Évoquant le dispositif d’installation des éleveurs mis en place par la Région et les aides à l’installation, Alain Boulard, président de la Chambre d’agriculture, insiste sur la nécessité « d’enrayer le déclin et repositiver cet outil pour soutenir l’installation des éleveurs ».

Attractivité et identité territoriale

« Les éleveurs sont les jardiniers et les façonneurs du territoire. S’il y a moins d’éleveurs, le patrimoine paysager va changer. Le paysage est intimement lié à la production de lait avec un cahier des charges qui impose 5 mois de pâturage », poursuit Roger Bataille. Construit en concertation avec les éleveurs, l’AOP répond à des exigences de qualité qui entretiennent le lien du fromage au terroir.

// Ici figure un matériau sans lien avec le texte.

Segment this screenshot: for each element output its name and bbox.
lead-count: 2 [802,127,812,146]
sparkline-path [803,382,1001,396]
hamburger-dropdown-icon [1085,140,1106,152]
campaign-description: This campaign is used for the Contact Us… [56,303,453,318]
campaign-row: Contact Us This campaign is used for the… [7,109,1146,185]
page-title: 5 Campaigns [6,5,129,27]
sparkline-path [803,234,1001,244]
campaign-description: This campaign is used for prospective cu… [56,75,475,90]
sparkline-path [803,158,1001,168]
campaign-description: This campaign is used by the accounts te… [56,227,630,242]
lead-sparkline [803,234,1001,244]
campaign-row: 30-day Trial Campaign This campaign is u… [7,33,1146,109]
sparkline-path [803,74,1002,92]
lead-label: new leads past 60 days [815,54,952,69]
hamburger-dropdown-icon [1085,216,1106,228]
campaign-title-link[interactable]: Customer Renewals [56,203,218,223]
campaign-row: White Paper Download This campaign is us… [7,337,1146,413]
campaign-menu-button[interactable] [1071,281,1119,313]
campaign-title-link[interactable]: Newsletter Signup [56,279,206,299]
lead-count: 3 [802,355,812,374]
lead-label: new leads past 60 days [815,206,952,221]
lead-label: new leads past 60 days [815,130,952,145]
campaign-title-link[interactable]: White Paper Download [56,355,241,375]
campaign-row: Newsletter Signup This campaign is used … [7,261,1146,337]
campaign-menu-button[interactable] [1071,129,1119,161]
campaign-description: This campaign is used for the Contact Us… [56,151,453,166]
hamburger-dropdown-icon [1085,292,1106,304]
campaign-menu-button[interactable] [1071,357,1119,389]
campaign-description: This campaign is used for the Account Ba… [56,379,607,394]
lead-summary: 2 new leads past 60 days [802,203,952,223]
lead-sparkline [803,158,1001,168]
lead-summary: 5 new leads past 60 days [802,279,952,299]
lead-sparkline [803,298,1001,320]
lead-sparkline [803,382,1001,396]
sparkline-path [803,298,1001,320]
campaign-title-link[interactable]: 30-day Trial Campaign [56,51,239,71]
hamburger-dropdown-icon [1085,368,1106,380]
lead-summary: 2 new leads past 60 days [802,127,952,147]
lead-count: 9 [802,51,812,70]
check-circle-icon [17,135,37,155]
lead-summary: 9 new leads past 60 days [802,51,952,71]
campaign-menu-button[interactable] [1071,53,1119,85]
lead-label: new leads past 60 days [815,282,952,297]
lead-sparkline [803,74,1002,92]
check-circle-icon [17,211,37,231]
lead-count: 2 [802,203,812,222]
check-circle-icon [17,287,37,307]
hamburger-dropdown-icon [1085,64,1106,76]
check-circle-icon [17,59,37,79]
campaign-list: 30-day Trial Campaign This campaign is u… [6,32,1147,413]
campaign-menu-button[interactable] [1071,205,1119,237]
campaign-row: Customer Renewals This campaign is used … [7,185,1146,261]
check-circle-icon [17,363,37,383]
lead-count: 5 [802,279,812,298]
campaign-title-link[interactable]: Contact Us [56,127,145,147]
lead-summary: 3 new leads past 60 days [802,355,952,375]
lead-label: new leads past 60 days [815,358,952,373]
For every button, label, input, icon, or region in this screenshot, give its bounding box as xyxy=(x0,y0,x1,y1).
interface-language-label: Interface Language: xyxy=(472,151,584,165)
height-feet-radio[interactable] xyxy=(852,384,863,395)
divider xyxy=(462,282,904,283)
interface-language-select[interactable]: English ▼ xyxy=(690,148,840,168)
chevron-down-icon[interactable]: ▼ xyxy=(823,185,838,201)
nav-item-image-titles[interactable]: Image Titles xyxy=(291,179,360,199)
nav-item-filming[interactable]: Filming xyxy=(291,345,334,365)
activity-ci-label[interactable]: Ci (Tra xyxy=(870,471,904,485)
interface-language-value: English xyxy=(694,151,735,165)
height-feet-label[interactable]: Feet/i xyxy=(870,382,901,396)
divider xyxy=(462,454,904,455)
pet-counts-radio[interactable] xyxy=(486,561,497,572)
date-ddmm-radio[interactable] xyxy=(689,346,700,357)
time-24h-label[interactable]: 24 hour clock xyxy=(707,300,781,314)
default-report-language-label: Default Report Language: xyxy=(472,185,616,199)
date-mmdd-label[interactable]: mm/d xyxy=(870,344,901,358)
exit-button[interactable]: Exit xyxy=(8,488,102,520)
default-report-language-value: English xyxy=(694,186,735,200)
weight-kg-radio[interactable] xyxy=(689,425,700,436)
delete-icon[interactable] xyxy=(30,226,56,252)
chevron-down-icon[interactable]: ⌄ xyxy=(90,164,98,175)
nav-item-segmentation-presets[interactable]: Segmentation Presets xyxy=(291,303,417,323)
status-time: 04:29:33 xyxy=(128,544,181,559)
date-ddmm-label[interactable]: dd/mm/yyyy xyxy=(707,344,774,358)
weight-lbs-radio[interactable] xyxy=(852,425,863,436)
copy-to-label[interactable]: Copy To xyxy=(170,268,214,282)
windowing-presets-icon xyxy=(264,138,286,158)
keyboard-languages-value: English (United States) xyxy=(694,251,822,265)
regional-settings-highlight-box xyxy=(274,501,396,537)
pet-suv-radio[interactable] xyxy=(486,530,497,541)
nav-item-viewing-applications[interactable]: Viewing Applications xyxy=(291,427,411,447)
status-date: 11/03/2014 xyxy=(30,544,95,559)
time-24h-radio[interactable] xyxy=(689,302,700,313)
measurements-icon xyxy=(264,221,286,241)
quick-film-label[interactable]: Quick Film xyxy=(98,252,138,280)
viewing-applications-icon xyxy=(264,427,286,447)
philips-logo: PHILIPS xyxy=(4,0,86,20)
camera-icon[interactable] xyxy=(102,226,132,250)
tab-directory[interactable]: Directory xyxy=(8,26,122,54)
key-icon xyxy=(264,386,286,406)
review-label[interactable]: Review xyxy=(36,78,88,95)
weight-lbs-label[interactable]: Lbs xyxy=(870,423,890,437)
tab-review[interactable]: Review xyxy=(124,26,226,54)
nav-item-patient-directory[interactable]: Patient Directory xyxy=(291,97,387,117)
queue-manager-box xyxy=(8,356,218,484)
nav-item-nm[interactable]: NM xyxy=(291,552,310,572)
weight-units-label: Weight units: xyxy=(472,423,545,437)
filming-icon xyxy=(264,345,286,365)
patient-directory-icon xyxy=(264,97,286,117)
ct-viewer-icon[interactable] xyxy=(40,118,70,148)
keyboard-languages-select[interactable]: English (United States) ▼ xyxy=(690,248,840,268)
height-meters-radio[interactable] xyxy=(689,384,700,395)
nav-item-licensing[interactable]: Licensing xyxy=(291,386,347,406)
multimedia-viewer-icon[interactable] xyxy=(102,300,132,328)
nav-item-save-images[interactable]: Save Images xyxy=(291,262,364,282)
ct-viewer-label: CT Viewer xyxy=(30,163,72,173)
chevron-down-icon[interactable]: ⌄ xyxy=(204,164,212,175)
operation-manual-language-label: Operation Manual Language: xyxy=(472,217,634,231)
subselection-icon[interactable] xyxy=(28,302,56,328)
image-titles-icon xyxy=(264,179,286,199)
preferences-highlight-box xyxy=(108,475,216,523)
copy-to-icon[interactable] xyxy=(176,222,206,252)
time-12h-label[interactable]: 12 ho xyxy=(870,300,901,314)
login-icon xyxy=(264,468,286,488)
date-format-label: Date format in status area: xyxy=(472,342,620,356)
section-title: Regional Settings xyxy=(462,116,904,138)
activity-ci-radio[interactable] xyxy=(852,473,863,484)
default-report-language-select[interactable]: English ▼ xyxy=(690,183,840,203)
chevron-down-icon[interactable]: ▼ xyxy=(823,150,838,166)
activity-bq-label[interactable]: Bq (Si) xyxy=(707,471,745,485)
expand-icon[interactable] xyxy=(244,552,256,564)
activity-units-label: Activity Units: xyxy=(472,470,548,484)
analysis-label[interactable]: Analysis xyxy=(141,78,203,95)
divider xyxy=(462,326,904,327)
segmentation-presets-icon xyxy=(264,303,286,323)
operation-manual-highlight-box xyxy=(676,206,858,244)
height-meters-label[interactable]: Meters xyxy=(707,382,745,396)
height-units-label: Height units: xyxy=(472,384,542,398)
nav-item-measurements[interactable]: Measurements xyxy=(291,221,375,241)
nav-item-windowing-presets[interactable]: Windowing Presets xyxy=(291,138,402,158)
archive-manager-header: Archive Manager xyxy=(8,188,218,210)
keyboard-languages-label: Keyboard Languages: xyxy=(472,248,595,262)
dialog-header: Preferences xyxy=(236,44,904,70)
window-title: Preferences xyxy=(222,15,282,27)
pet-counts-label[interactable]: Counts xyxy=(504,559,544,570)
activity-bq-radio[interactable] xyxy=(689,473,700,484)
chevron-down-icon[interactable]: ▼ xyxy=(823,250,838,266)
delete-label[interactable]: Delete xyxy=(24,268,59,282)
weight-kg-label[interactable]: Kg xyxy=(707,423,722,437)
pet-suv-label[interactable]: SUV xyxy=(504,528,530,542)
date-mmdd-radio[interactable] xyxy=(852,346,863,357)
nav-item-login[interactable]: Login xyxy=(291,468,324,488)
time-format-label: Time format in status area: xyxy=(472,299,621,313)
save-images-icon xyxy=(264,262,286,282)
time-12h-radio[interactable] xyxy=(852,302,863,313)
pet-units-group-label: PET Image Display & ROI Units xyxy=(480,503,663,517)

L’appellation impose aussi une autonomie alimentaire pour la nourriture des vaches, vertueuse pour le bilan carbone avec des productions de proximité. 75 % de l’alimentation des vaches doit être produite sur l’exploitation et 10 % sourcée sur la zone de l’AOP. Pour Didier Lincet, « La durée de pâturage ressort comme une contrainte difficile à tenir dans l’étude, mais la simplification à outrance n’est pas une solution. Il faut être attentif à la qualité du produit. L’appellation permet au produit d’être valorisé ». Un point qui rejoint le sujet de la communication autour de l’AOP. « Tant vers les éleveurs qu’entre les organisations et surtout auprès des consommateurs. Ils sont attentifs à l’origine et à la traçabilité des produits. Et dans la filière Chaource, nous répondons à beaucoup d’attentes sociétales mais devons développer la communication ».

Affichage dans le métro, « Chaource Week » avec les restaurateurs de l’Aube, réseaux sociaux, recettes de cuisine, émissions de TV sont déjà mis en œuvre. La filière génère un chiffre d’affaires de 25 millions d’euros avec 20 % de la production de chaource à l’export. Pourtant une partie des Français ne connait pas encore ce fromage.

Une ambition de conquête de marché qui induit une nécessaire stratégie d’anticipation et d’augmentation de la demande pour assurer les capacités de production et en amont de la filière, l’élevage. Les premières actions opérationnelles relayées par la Chambre d’agriculture pour les formations, le PTER Othe-Armance autour des ateliers lait et par la Région sur l’installation et l’accompagnement des exploitations vont en ce sens. L’AOP chaource dispose d’une belle marge de progression pour faire rayonner le fromage cylindrique et son territoire dans l’hexagone. De quoi séduire les éleveurs.